Value-based analytics company Clarify Health has acquired Embedded Healthcare, a behavioral change platform company, for an undisclosed price, the companies announced Monday.
This is Clarify Health’s second major acquisition in the last six months as the company ramps up its value-based payments platform. In August, the company bought Apervita’s value-optimization business to digitize historical and future contracts. It also received a $115 million Series C funding round in June of last year as it ramps up analytics-driven, value-based payment platform.
Embedded Healthcare uses a behavioral science platform to incentivize clinicians to use more efficient, cost-effective care. The company’s founders are Dr. Ezekiel Emanuel, former health policy advisor to presidents Barack Obama and Joe Biden, Dr. Amol Navathe, a University of Pennsylvania medical schoo professor who sits on the Medicare Payment Advisory Commission and Dr. Simeon Schwartz, founding president and CEO of WESTMED, a 350-physician multispecialty practice based in Rye Brook, New York. All Embedded Healthcare employees will keep their jobs and Navathe, Emanuel and Schwartz remain as strategic advisors.
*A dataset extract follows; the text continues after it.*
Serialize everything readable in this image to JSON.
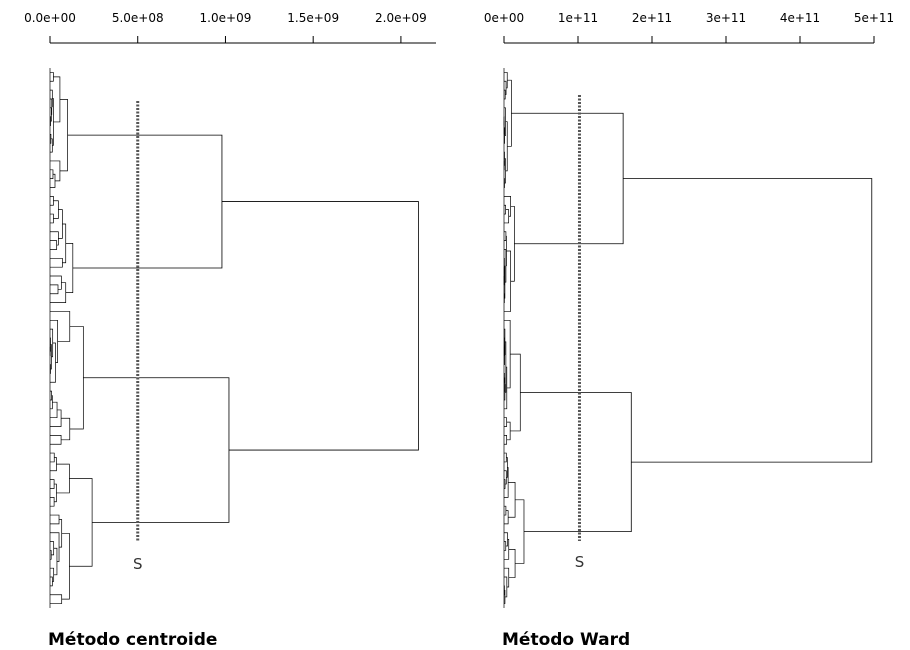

Clarify Health founder and CEO Dr. Jean Drouin spoke to Digital Health Business & Technology about the strategic imperative behind the acquisition, why the company’s buying spree may not be finished and more. Below are excerpts from the conversation.
What made Clarify Health want to acquire Embedded Healthcare?
From a vision point of view, we believe there are five key pillars to the technology required to accelerate the move to value-based care.
Pillar one is a trusted baseline to assess the performance of the care delivered by clinicians or health systems. I believe Clarify is strong in that area because of the “Moneyball” -tyle analytics we use to assess physician performance by adjusting for case mix, including the use of social determinants of health. Pillar two is we should digitally load the contracts so that we're not adjudicating them manually on spreadsheets. Pillar three is what Embedded brings as a capability, which is the contracts themselves need to be designed in a smart way to encourage people to do the things they're supposed to do. How are you going to present information in a way that will enable change? If you're trying to make a better referral, how do you incentivize a better referral? If you're trying to get somebody to deliver somebody's vaccine, how do you incentivize that? Pillar four is can you get that information in front of the eyeballs of doctors or clinicians before they make a decision? There's technology out there that makes it possible to deliver effective pop-ups on EMRs. Pillar five is instead of doctors having to wait nine to 12 months for their bonuses, use predictive analytics to pay them quicker.
Clarify already has pillar one with our core product. The acquisition of Apervita’s value-optimization business over the summer got us pillar two. Embedded Healthcare brings that third pillar of designing smart contracts with incentives for clinicians to do the right thing.
Will Clarify be acquiring more companies to address those additional pillars? Or will you build it in house?
For pillar four, there are a category of companies, which shall remain nameless, that have developed really interesting technology where you can essentially put an overlay on any EMR. The overlay can provide a pop-up that allows the doctor to easily document that certain [tasks] have been completed. We could either partner with or acquire a player in that space. For pillar five, which is paying folks ahead of time, that’s more akin to something like Costco or similar models. I don't know that anybody's doing that out there in healthcare. We’d probably have to bring an executive or a team from financial services and set up that capability.
What’s the benefit to acquiring a company like Embedded versus building the capability in-house?
When we look at acquisitions, we typically think of them in a couple of ways. One is acquisitions that are going to accelerate revenue growth. Usually, those acquisitions either bring an existing in-market product and or a set of customers you can cross-sell into. The second category, which is what Embedded represents at the moment, is an intellectual property and/or capability acquisition with some amount of existing customers. But it's really about accelerating our product capability. We look at what’s the relevance and quality of the existing IP, what is the quality and the excitement for the vision that we have of the team, and do the cultures of the two companies fit together in a way that the teams will be motivated to work together? That culture piece is far too often ignored. If the cultures clash, members of the incoming team will tend to leave within six to 12 months. There's an incredible amount of work that we do up front to understand the fit of the cultures.
How does behavioral science fit into the value-based platform that you’ve built at Clarify from a technical perspective?
It's about finding the right micro-incentives to drive behavior. Usually that starts with payments. In a value-based arrangement, do you incentivize and pay for higher quality referrals versus lower-quality referrals? Beyond payments, there are other ways to think about behavioral science here. How and when in their workflow does a clinician prefer to get advice? I heard an interesting story from the founder of primary care practice recently. They had a form that needed to be filled out and he paid the doctor just to open the form. And once the form was open, the doctor wanted fill it out. He wasn’t paid to fill out the form but to open it. What we’re really excited about with Embedded is that with [Emanuel, Navathe] and their team, we're bringing in people with deep expertise and understanding on how you package a set of micro-incentives to cause more of the right actions to happen.